Uma taxa de desemprego de 23 %

 

A nova lei prevê, de facto, que as empresas possam impor unilateralmente cortes salariais depois de dois trimestres de baixa no volume de vendas e possam proceder a despedimentos económicos depois de três trimestres consecutivos de redução de lucros. Ora, num país em recessão, com a previsão de crescimento para 2012 a ser de (-1,7%, ) a maioria das empresas estará  a ver desde há muito tempo os seus resultados em queda.


Nos escritórios de advogados especializados no direito do trabalho, desde há um mês, o telefone não deixa de tocar. “As pessoas contactam-nos principalmente porque lhes impuseram uma redução de salário que eles tiveram que aceitar sob pena de serem despedidos,” afirma Javier Blanco, advogado de Adeia, uma cooperativa jurídica de Madrid. Em geral, trata-se de reduções de 100 ou 200 euros mensais, mas eu também tenho o caso de um empregado de uma empresa têxtil cujo salário passou de 1 500 para 1 000 euros. “Ela hesita em reclamar, com medo de perder o seu emprego.”

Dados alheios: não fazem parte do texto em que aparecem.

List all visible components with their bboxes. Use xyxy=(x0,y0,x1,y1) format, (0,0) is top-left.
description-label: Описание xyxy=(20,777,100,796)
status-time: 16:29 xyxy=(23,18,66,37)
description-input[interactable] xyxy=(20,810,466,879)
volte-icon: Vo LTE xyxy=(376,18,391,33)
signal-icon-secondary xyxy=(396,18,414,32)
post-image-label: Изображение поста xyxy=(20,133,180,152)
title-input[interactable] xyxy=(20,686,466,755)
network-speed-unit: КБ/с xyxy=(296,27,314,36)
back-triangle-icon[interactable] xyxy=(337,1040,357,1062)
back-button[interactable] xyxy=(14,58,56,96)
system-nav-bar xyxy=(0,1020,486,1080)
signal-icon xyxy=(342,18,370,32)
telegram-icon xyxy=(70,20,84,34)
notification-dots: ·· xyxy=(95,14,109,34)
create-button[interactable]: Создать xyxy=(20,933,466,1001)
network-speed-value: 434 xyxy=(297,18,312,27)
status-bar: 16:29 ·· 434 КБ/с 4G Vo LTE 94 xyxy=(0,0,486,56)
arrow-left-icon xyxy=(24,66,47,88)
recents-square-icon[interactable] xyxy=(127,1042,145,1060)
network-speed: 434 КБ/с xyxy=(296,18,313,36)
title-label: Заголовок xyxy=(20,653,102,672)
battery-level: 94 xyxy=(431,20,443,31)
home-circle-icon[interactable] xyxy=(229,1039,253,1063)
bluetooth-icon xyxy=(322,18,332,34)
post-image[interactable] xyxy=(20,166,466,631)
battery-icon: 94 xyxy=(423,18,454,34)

Com uma taxa de desemprego de 23% da população activa, a mais alta da zona euro e enquanto o governo anunciava 630.000 novas destruições de postos de trabalho em 2012, ter um emprego parece ser cada vez mais como um privilégio. “Esta reforma tem um efeito psicológico: aumenta o sentimento de medo nos assalariados que aceitam uma perda do seu poder de compra, leva a aumentos da sua jornada de trabalho  ou uma degradação das relações laborais na esperança de não perder o emprego”, disse Javier Blanco. O Ministro da Economia, Luis de Guindos, advertiu que os efeitos da reforma do mercado de trabalho só serão visíveis a “médio prazo”, no melhor dos casos no início de 2013, e que numa primeira fase, o desemprego vai continuar a aumentar.

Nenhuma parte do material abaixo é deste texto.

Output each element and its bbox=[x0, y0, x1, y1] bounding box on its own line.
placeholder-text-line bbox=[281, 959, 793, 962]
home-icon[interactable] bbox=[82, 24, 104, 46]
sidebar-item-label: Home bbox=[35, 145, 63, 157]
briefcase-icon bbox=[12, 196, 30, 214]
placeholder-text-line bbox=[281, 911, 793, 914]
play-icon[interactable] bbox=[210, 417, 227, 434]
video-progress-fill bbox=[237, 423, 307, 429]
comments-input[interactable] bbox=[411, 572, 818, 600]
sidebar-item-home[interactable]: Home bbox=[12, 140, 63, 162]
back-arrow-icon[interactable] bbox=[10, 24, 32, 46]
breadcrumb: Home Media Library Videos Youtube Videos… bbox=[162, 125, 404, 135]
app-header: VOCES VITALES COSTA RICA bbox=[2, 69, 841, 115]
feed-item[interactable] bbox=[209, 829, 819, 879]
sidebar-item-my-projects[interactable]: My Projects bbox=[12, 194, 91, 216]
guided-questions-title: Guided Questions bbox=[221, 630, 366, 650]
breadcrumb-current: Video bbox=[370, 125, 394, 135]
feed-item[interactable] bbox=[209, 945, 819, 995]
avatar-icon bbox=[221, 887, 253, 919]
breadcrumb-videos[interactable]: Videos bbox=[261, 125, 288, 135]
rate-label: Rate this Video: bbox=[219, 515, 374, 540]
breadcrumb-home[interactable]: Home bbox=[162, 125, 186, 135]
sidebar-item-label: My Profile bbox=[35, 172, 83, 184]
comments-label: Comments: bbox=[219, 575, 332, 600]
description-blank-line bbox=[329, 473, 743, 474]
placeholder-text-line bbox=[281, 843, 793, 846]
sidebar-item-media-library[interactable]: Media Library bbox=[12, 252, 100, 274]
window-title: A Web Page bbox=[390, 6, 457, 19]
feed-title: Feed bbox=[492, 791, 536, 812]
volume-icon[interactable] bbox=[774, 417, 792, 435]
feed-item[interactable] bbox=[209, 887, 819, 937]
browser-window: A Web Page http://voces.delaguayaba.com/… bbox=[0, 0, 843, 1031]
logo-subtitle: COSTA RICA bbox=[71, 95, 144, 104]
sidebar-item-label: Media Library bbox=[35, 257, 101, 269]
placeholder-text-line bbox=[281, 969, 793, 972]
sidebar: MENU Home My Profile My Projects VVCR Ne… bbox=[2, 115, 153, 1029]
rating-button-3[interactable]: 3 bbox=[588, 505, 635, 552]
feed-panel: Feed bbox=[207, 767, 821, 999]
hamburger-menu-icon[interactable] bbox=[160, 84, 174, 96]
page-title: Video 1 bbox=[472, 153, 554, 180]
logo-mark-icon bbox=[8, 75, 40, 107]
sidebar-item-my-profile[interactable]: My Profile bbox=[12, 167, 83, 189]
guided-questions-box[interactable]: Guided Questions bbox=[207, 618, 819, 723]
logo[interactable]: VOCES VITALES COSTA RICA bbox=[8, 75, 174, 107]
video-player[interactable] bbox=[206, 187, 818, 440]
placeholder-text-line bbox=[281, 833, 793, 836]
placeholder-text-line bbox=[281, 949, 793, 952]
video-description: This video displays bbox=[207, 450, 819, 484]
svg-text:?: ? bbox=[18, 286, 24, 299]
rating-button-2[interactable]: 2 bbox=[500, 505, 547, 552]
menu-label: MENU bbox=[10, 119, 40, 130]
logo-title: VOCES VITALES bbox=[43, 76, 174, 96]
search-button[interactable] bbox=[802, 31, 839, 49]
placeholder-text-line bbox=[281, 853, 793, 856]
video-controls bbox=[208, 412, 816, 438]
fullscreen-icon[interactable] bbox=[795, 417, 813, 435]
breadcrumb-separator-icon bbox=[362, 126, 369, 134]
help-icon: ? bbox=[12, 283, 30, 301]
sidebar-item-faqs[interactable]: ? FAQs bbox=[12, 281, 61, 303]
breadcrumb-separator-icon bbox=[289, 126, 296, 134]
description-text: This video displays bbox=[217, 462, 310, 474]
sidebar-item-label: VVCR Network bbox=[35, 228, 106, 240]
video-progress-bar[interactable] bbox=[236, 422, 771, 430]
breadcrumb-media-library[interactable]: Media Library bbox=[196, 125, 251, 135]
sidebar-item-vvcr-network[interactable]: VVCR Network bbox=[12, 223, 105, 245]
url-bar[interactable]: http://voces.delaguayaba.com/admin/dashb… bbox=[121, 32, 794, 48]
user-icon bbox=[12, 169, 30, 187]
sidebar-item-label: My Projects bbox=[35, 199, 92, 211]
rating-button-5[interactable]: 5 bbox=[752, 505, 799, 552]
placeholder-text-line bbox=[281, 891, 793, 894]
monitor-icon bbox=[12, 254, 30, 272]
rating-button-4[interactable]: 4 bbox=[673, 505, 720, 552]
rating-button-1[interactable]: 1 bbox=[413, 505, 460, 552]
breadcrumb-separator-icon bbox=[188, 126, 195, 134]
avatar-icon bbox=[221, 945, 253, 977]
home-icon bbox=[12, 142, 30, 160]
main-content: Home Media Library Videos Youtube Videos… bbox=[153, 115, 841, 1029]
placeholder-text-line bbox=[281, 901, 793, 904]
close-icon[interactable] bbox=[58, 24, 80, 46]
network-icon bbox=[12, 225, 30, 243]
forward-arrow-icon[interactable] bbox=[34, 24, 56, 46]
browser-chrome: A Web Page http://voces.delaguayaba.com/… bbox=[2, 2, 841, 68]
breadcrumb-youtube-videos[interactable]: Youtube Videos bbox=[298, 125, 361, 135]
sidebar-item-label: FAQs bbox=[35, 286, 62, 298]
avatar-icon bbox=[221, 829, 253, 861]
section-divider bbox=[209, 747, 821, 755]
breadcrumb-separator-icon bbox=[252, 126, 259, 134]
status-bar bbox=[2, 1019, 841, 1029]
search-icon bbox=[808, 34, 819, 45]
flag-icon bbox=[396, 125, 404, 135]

“Com esta reforma, os trabalhadores que custam caros serão despedidos e em contrapartida irão ser substituídos por trabalhadores a menor custo, por jovens mais motivados ” reconheceu José Navarro, director financeiro da empresa de consultores sobre o imobiliário, Savills, que acaba de demitir seis funcionários, confirmando os temores dos sindicatos.

 

De acordo com uma sondagem do Instituto Metroscopia publicada no diário El Pais, 30% dos espanhóis que têm emprego tinham a intenção de participar na greve geral de quinta-feira. Mas 67% temem que isso “prejudique a situação económica”. Na sexta-feira, apresentando o seu orçamento para 2012, o governo deve anunciar um novo pacote de medidas de austeridade de 30 mil milhões de euros.

 

Sandrine Morel, Les Espagnols en grève générale contre la réforme du marché du travail, Le Monde, 28 de Março de 2012.